In new information released on 29 April 2013 the Department stated the following:
  1. Employers who have not previously registered with the Compensation Fund are given amnesty to do so and submit annual returns as per the COID Act. These employers must also submit online by 30 April 2013 and pay assessments before 30 June 2013 in order to qualify for incentives.  The incentive is applicable to the 2012 ROE only, for the assessment period 1 March 2012 to 28 February 2013.
  2. The normal practice is that new employer registrations (employers that have been trading and paying salaries and wages but had not registered with the Compensation Fund) are required to provide return of earnings for the last four (4) years, however, if there was a claim before the four years then they are required to submit all the returns from the date of the claim. In the spirit of fairness these employers cannot enjoy the same benefits provided to the registered employers that have been complying with the provisions of the COID Act. Interests and penalties will not be levied until 30 June 2013. Interest and penalties will be levied from 1 July 2013.

Letters of Good Standing

The Department of Labour has issued an important notice to all its COIDA registered employers and emerging employers regarding the criteria for the issuing of letters of good standing effective from 1 January 2013. Read more.

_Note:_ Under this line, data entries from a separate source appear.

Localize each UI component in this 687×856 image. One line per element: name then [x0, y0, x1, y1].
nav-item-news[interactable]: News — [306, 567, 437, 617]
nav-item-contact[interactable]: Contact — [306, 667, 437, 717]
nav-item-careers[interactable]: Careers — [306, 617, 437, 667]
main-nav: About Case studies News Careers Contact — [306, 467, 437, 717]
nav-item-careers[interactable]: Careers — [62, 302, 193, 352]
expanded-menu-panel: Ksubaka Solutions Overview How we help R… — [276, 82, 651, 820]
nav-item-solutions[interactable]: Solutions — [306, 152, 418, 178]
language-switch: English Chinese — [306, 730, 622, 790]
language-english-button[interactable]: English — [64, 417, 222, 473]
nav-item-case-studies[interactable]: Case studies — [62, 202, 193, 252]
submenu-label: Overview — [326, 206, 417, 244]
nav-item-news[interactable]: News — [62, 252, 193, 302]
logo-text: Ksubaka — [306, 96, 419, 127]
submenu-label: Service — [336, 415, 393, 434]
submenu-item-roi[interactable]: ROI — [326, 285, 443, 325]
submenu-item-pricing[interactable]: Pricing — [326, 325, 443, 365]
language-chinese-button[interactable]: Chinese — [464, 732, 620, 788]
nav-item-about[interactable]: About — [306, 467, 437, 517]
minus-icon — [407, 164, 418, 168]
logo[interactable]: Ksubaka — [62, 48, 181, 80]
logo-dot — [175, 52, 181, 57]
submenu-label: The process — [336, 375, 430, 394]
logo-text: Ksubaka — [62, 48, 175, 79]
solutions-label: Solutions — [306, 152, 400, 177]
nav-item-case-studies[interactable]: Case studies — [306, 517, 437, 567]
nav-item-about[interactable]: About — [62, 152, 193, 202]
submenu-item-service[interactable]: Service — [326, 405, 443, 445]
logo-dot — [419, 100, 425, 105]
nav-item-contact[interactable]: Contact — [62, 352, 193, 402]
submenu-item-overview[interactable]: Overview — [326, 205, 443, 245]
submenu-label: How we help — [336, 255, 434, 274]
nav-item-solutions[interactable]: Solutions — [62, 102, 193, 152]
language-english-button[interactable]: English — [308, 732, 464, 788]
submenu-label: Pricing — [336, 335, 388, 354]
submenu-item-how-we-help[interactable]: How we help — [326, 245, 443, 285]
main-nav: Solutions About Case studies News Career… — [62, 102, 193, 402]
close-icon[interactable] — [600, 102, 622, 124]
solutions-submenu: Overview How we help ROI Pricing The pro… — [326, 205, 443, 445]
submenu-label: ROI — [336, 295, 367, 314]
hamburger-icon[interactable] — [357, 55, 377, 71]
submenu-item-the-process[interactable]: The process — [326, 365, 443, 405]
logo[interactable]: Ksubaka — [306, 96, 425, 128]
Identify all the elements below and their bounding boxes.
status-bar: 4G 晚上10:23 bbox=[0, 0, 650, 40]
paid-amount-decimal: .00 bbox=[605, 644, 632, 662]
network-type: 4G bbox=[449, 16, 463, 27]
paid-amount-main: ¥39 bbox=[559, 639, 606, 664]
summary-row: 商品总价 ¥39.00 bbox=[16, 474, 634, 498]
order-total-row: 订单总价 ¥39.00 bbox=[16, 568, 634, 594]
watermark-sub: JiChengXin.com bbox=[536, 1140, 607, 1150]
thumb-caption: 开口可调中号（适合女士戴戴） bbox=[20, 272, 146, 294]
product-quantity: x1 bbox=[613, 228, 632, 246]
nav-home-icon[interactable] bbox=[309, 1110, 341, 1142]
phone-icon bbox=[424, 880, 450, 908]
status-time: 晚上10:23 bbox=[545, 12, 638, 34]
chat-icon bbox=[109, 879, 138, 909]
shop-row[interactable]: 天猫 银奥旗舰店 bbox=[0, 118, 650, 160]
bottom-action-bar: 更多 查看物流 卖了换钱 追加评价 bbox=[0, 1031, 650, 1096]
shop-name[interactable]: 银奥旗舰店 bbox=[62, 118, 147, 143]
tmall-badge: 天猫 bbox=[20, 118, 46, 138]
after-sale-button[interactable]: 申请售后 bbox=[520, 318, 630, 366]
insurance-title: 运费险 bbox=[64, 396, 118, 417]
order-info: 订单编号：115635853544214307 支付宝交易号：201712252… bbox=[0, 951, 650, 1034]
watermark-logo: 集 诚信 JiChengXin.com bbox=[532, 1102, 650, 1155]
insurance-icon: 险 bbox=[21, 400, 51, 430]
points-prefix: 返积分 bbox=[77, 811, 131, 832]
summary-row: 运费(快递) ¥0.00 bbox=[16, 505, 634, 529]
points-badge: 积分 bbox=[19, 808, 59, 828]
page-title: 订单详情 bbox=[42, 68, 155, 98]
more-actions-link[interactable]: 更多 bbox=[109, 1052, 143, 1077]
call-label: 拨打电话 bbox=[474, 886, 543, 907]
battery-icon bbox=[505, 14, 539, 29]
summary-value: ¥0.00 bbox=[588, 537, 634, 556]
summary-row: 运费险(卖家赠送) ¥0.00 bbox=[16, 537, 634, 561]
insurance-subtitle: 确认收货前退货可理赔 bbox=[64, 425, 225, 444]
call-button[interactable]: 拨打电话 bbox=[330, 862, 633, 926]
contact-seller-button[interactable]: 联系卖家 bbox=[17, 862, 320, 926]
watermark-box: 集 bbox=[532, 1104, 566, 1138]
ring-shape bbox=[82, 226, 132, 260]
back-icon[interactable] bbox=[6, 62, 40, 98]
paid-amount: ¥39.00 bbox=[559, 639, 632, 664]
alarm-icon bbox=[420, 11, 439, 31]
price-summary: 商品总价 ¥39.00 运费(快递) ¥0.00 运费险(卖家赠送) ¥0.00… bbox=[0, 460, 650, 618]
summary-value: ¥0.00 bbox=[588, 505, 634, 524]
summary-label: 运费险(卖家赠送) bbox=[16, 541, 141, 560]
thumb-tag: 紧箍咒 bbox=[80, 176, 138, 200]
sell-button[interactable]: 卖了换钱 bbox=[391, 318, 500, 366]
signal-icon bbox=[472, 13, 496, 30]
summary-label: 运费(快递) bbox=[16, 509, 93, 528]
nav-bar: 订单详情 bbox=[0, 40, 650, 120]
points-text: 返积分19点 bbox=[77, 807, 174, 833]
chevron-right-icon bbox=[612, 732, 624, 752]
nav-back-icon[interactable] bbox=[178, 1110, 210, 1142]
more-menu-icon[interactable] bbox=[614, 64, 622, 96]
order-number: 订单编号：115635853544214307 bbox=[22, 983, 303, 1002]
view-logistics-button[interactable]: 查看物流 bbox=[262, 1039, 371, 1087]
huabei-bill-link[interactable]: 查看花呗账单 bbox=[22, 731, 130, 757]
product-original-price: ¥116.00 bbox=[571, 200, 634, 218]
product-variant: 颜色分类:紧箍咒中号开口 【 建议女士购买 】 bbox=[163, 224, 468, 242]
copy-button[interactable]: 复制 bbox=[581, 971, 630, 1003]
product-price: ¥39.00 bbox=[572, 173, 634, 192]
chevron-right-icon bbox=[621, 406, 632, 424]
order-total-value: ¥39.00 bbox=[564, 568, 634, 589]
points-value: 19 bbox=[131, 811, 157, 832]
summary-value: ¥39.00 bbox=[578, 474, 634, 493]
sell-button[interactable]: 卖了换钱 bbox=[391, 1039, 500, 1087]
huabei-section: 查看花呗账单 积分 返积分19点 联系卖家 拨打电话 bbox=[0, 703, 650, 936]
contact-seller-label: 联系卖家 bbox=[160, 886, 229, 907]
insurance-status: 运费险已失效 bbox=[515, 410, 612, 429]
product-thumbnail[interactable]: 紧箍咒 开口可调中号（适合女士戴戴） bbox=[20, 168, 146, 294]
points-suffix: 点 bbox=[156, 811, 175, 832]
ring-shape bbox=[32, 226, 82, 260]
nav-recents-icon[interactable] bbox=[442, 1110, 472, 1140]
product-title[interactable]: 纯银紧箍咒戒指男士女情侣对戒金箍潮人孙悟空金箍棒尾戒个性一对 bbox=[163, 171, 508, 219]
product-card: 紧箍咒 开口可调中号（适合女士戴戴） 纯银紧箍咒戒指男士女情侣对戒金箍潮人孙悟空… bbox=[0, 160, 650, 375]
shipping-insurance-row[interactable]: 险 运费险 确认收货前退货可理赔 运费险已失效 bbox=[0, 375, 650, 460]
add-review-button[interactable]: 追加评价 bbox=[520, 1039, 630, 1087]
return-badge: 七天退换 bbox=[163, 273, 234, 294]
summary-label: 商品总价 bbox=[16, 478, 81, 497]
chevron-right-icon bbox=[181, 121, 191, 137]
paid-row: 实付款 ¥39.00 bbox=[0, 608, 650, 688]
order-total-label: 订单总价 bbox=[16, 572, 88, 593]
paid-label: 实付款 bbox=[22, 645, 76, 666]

The letter of good standing will be issued for a period of one year, expiring 30 April 2014, for all employers that meet the above requirements. Employers who enter into an instalment arrangement will be issued with a letter of good standing on a month-to-month basis until their accounts are fully settled. Employers placed on instalment plan will qualify for the discounts only when their accounts have been settled in full by 31 July 2013. Employers are encouraged to refrain from requesting to be issued with interim letters of good standing when they have not paid their accounts and must refuse to be issued with one on a periodic basis (i.e. 3 months, 2 months; etc) unless they have been placed on an official instalment plan. Only under special circumstances caused by the fault on the part of Compensation Fund will these letters be issued by the officials appointed by the Director of Income.